Returns a tuple (y,hyout,cyout,rs) given rnn `r`, weights `w`, input `x` and optionally the initial hidden and cell states `hx` and `cx` (`cx` is only used in LSTMs).  `r` and `w` should come from a previous call to `rnninit`.  Both `hx` and `cx` are optional, they are treated as zero arrays if not provided.  The output `y` contains the hidden states of the final layer for each time step, `hyout` and `cyout` give the final hidden and cell states for all layers, `rs` is a buffer the RNN needs for its gradient calculation.

The boolean keyword arguments `hy` and `cy` control whether `hyout` and `cyout` will be output.  By default `hy = (hx!=nothing)` and `cy = (cx!=nothing && r.mode==2)`, i.e. a hidden state will be output if one is provided as input and for cell state we also require an LSTM.  If `hy`/`cy` is `false`, `hyout`/`cyout` will be `nothing`. `batchSizes` can be an integer array that specifies non-uniform batch sizes as explained below. By default `batchSizes=nothing` and the same batch size, `size(x,2)`, is used for all time steps.

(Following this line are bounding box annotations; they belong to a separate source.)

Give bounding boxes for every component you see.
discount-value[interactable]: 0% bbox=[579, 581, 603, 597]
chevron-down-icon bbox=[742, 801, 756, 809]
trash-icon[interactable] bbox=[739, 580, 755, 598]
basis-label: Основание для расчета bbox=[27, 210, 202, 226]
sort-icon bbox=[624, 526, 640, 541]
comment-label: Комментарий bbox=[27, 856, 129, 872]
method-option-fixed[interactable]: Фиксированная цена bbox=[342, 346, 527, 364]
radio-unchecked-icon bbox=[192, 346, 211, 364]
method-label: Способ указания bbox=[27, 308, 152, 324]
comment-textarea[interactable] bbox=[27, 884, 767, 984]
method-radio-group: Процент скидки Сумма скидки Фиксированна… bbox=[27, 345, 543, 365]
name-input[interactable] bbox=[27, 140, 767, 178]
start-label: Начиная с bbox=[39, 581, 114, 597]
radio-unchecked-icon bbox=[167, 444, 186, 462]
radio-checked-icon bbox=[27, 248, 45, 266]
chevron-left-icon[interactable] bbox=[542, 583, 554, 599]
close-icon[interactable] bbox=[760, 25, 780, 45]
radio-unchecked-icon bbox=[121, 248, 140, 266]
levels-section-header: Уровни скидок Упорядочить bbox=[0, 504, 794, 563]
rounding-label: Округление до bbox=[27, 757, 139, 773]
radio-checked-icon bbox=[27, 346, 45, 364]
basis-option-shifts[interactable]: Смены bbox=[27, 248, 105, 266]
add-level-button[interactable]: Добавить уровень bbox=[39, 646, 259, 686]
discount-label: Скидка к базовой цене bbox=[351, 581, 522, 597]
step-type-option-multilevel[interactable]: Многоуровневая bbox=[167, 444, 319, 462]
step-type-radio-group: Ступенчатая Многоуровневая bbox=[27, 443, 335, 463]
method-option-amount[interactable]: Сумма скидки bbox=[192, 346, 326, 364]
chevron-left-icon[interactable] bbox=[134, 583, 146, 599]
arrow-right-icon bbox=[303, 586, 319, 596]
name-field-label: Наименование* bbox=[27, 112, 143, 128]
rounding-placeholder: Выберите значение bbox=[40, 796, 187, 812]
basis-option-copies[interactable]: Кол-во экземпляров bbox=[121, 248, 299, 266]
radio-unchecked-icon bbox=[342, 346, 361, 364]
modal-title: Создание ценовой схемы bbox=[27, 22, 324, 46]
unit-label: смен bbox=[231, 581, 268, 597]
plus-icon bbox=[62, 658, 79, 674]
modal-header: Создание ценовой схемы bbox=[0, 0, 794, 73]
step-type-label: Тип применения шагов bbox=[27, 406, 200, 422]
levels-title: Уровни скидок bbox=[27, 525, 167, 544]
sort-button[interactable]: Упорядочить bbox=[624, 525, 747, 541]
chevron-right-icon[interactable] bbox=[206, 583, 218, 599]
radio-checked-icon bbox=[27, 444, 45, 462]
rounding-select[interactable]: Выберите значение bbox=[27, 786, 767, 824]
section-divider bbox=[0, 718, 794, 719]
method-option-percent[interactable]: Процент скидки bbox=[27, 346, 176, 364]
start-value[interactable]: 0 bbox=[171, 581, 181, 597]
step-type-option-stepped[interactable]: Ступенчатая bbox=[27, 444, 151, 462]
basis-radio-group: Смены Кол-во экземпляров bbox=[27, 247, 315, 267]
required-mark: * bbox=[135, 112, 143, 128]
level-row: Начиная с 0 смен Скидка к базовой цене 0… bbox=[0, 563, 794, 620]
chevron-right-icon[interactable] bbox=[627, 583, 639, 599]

The input and output dimensions are:

  * `x`: (X,[B,T])
  * `y`: (H/2H,[B,T])
  * `hx`,`cx`,`hyout`,`cyout`: (H,B,L/2L)
  * `batchSizes`: `nothing` or `Vector{Int}(T)`

where X is inputSize, H is hiddenSize, B is batchSize, T is seqLength, L is numLayers.  `x` can be 1, 2, or 3 dimensional.  If `batchSizes==nothing`, a 1-D `x` represents a single instance, a 2-D `x` represents a single minibatch, and a 3-D `x` represents a sequence of identically sized minibatches.  If `batchSizes` is an array of (non-increasing) integers, it gives us the batch size for each time step in the sequence, in which case `sum(batchSizes)` should equal `div(length(x),size(x,1))`. `y` has the same dimensionality as `x`, differing only in its first dimension, which is H if the RNN is unidirectional, 2H if bidirectional.  Hidden vectors `hx`, `cx`, `hyout`, `cyout` all have size (H,B1,L) for unidirectional RNNs, and (H,B1,2L) for bidirectional RNNs where B1 is the size of the first minibatch.